But Col. Joseph Balukudembe, the leader of the army recruitment in charge of North and West Nile region says that between 30-40 percent of the applicant who turned up for recruitment tested positive for Hepatitis B and HIV.
The army recruitment in North and West Nile region suffered a setback because of the high prevalence rate of Hepatitis B and HIV. Recently, the army embarked on a countrywide recruitment. More than 300 youths from Acholi and West Nile sub regions were enrolled into the army.
But Col. Joseph Balikudembe, the leader of the army recruitment in charge of North and West Nile region says that between 30-40 percent of the applicant who turned up for recruitment tested positive for Hepatitis B and HIV. Colonel Balikudembe says it is very frustrating that the many illegible candidates who looked physically fit were disqualified after they tested positive.
He noted that it is unfortunate that, majority of the youths are living with the disease without knowing it.
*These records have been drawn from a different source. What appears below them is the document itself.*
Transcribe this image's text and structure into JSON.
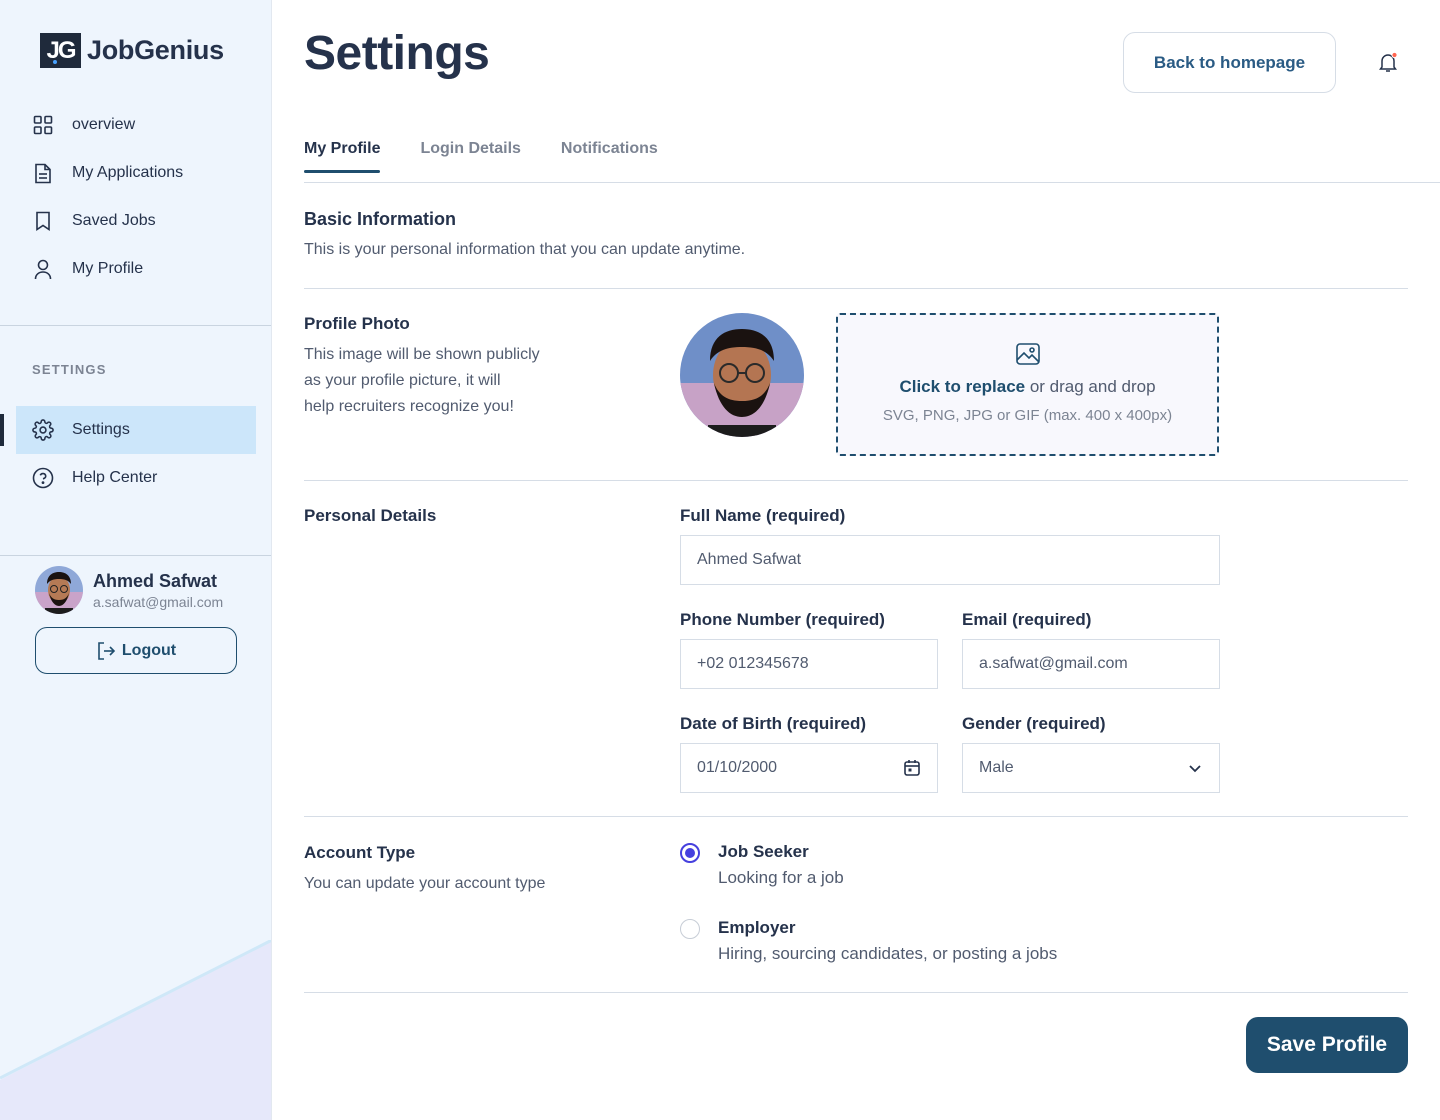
{
  "brand": {
    "logo_mark": "JG",
    "name": "JobGenius"
  },
  "sidebar": {
    "main_items": [
      {
        "label": "overview",
        "icon": "grid-icon"
      },
      {
        "label": "My Applications",
        "icon": "document-icon"
      },
      {
        "label": "Saved Jobs",
        "icon": "bookmark-icon"
      },
      {
        "label": "My Profile",
        "icon": "user-icon"
      }
    ],
    "settings_heading": "SETTINGS",
    "settings_items": [
      {
        "label": "Settings",
        "icon": "gear-icon",
        "active": true
      },
      {
        "label": "Help Center",
        "icon": "help-circle-icon"
      }
    ],
    "user": {
      "name": "Ahmed Safwat",
      "email": "a.safwat@gmail.com"
    },
    "logout_label": "Logout"
  },
  "header": {
    "title": "Settings",
    "back_label": "Back to homepage"
  },
  "tabs": [
    {
      "label": "My Profile",
      "active": true
    },
    {
      "label": "Login Details",
      "active": false
    },
    {
      "label": "Notifications",
      "active": false
    }
  ],
  "basic_info": {
    "title": "Basic Information",
    "subtitle": "This is your personal information that you can update anytime."
  },
  "profile_photo": {
    "title": "Profile Photo",
    "description": [
      "This image will be shown publicly",
      "as your profile picture, it will",
      "help recruiters recognize you!"
    ],
    "upload_link": "Click to replace",
    "upload_text": " or drag and drop",
    "upload_hint": "SVG, PNG, JPG or GIF (max. 400 x 400px)"
  },
  "personal_details": {
    "title": "Personal Details",
    "full_name": {
      "label": "Full Name (required)",
      "value": "Ahmed Safwat"
    },
    "phone": {
      "label": "Phone Number (required)",
      "value": "+02 012345678"
    },
    "email": {
      "label": "Email (required)",
      "value": "a.safwat@gmail.com"
    },
    "dob": {
      "label": "Date of Birth (required)",
      "value": "01/10/2000"
    },
    "gender": {
      "label": "Gender (required)",
      "value": "Male"
    }
  },
  "account_type": {
    "title": "Account Type",
    "subtitle": "You can update your account type",
    "options": [
      {
        "title": "Job Seeker",
        "subtitle": "Looking for a job",
        "checked": true
      },
      {
        "title": "Employer",
        "subtitle": "Hiring, sourcing candidates, or posting a jobs",
        "checked": false
      }
    ]
  },
  "save_label": "Save Profile",
  "colors": {
    "primary": "#1f4e6e",
    "accent": "#4640de",
    "sidebar_bg": "#eef5fd",
    "active_nav": "#cce6fa",
    "notification_dot": "#ff6550"
  }
}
Col. Balukudembe noted that unless government does something about the HIV prevalence it may affect may negatively affect such exercises in the region. He said they will write a report on the exercise and engage government and other stakeholders on how to deal with the prevalence.
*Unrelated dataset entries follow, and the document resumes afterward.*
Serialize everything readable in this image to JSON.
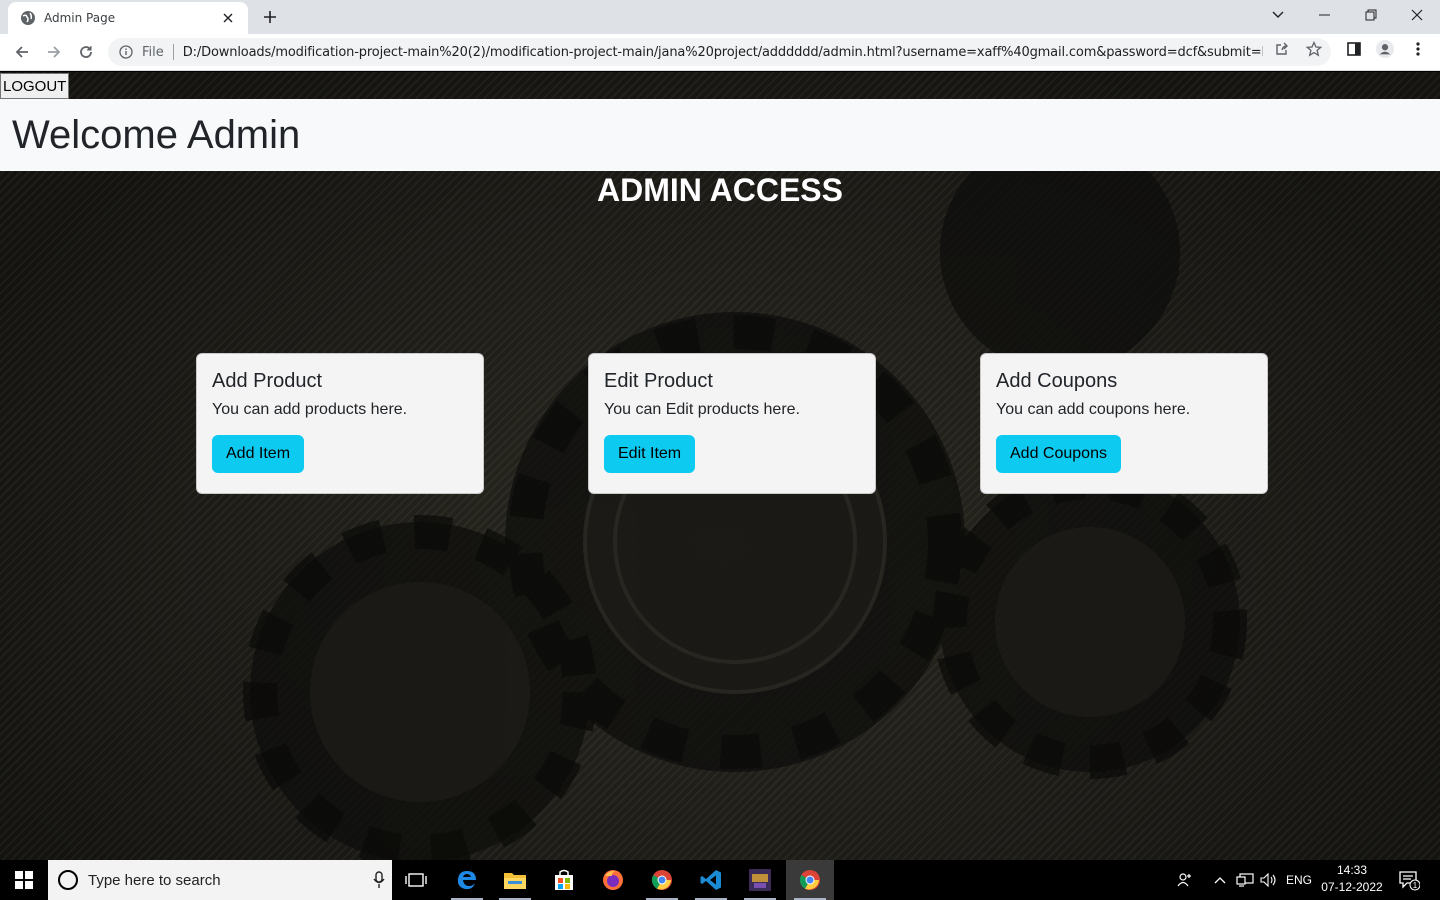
{
  "browser": {
    "tab_title": "Admin Page",
    "omnibox": {
      "scheme_label": "File",
      "url": "D:/Downloads/modification-project-main%20(2)/modification-project-main/jana%20project/adddddd/admin.html?username=xaff%40gmail.com&password=dcf&submit=Lo..."
    }
  },
  "page": {
    "logout_label": "LOGOUT",
    "navbar_brand": "Welcome Admin",
    "section_title": "ADMIN ACCESS",
    "cards": [
      {
        "title": "Add Product",
        "text": "You can add products here.",
        "button": "Add Item"
      },
      {
        "title": "Edit Product",
        "text": "You can Edit products here.",
        "button": "Edit Item"
      },
      {
        "title": "Add Coupons",
        "text": "You can add coupons here.",
        "button": "Add Coupons"
      }
    ],
    "colors": {
      "navbar_bg": "#f8f9fa",
      "card_bg": "#f4f4f4",
      "button_bg": "#0dcaf0"
    }
  },
  "taskbar": {
    "search_placeholder": "Type here to search",
    "apps": [
      "task-view-icon",
      "edge-icon",
      "file-explorer-icon",
      "store-icon",
      "firefox-icon",
      "chrome-icon",
      "vscode-icon",
      "game-icon",
      "chrome-icon"
    ],
    "tray": {
      "language": "ENG",
      "time": "14:33",
      "date": "07-12-2022",
      "notification_count": "1"
    }
  }
}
James Henry Obol, the Head of Public Health Department Faculty of Medicine Gulu University attributes the high rates of Hepatitis B and HIV to rampant cases of rape during the insurgency. Obol explains that, during the war, several women were raped and ended up passing on the disease to their spouses and newly born babies unknowingly.
Hepatitis B is a virus that causes inflammation of the liver and can cause liver cell damage, which can lead to cirrhosis (scarring of the liver) and cancer.